Sheena's world sounded like it hadn't moved past the scalping/lynching phase into the part where protest songs and banners didn't make convenient targets. "If driving while black -- or whatever it is on your world -- is still an arrestable offense, maybe you need to start smaller. What's the deal?" Sangamon Taylor liked problems with solutions. Messy, long-term, low-success-rate, it didn't matter. What mattered was that he could sleep at night because he'd done something. Even if it was just to listen to Racism 101 a la Tolkein or Spielberg or whatever.
no subject
"Tethe'alla has a very strict caste system, established by the Church of Martel and approved, or whatever it's called, by the king," Sheena explained. "Basically, the richer you are, the higher up you are, so the nobles are at top with only the King, the king's family and the Pope above them. Then it goes to, like, the researchers, then merchants, then the poor people, and then Mizuho - that's what I am."

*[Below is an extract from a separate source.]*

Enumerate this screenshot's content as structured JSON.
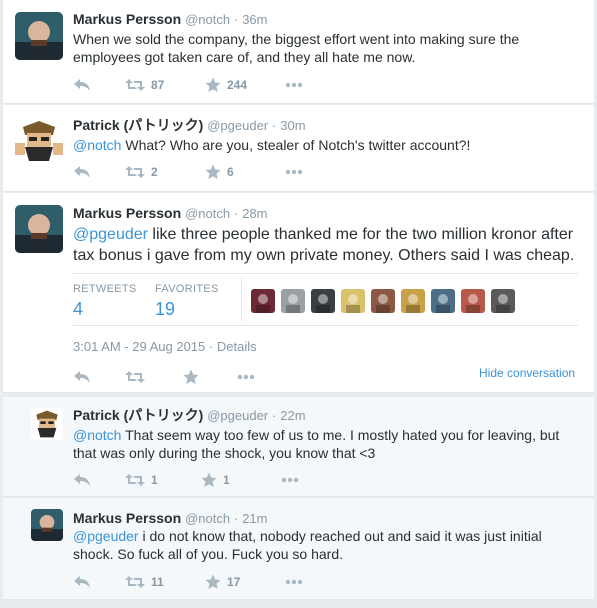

She scowled a little and shook her head. Mizuho were only as low as they were because they were so much different than the rest of Tethe'alla. "And then, at the very bottom, are the half-elves. They're not slaves, per se, but that's not really saying much. Almost all Tethe'allans are raised to believe that half-elves are inferior to humans, bastard offspring of a human and an elf. It's against the law for half-elves to do a lot of common stuff, and most of them are kept 'in service' to the Crown, the Church or the Research Academy."
She sighed. "Anyone that gets arrested is given a genetic test on the spot to determine if they are half-elf or not. Some half-elves can really blend in with humans and hide their heritage. Half-elves don't get trials; they get executed. It's... disgusting how they're treated."
no subject
"So what happens if a half-elf, or just a Mizuho -- wins the lottery or whatever. Can he buy his way up the scale? Marry up? Or does the social ladder only go one way?"
Genetic testing post-dated the civil rights movement by a margin Sangamon thought was healthy. Geeks like Dolmacher stripping kinky hair and melanin production into a scientific litmus test for human rights was an image that would have kept him up at night. If the thought of Dolmacher and his PCP-shitting Grail hadn't been a more terrifying specter to begin with.
"Whatever they can do, what would happen if all of them took the next step? Lots of them at once. Whether that's riding the city bus or walking in the park or not asking, just taking one day off a month."
no subject
"And with the way things stand now, there aren't enough half-elves in Tethe'alla to really do anything like you're talking. They're such a low population that if they push, they'll just get killed. It's wrong, horribly wrong, because everyone should be treated equally - humans, half-elves, elves, dwarfs, ang--" Her voice faltered a moment before she reminded herself that they were all enemies. "and angels. They can't control the circumstances of their birth and no race is inherently inferior to another just because they have magic or whatnot."
It was still a little weird to Sheena to see the power structure so reversed on Sylvarant where the half-elves thought they were superior to the humans and lorded over them because they did have magic and humans did not.
"Creating a world where everyone if treated equally. given the same right to live and be happy, accepted for who they are, is what me and my friends are fighting for back home. It's like this place - there's too few half-elves to enact change on their own by generally rising up without help from people who are part of the larger populace, part of the power base, working with them, being sympathetic."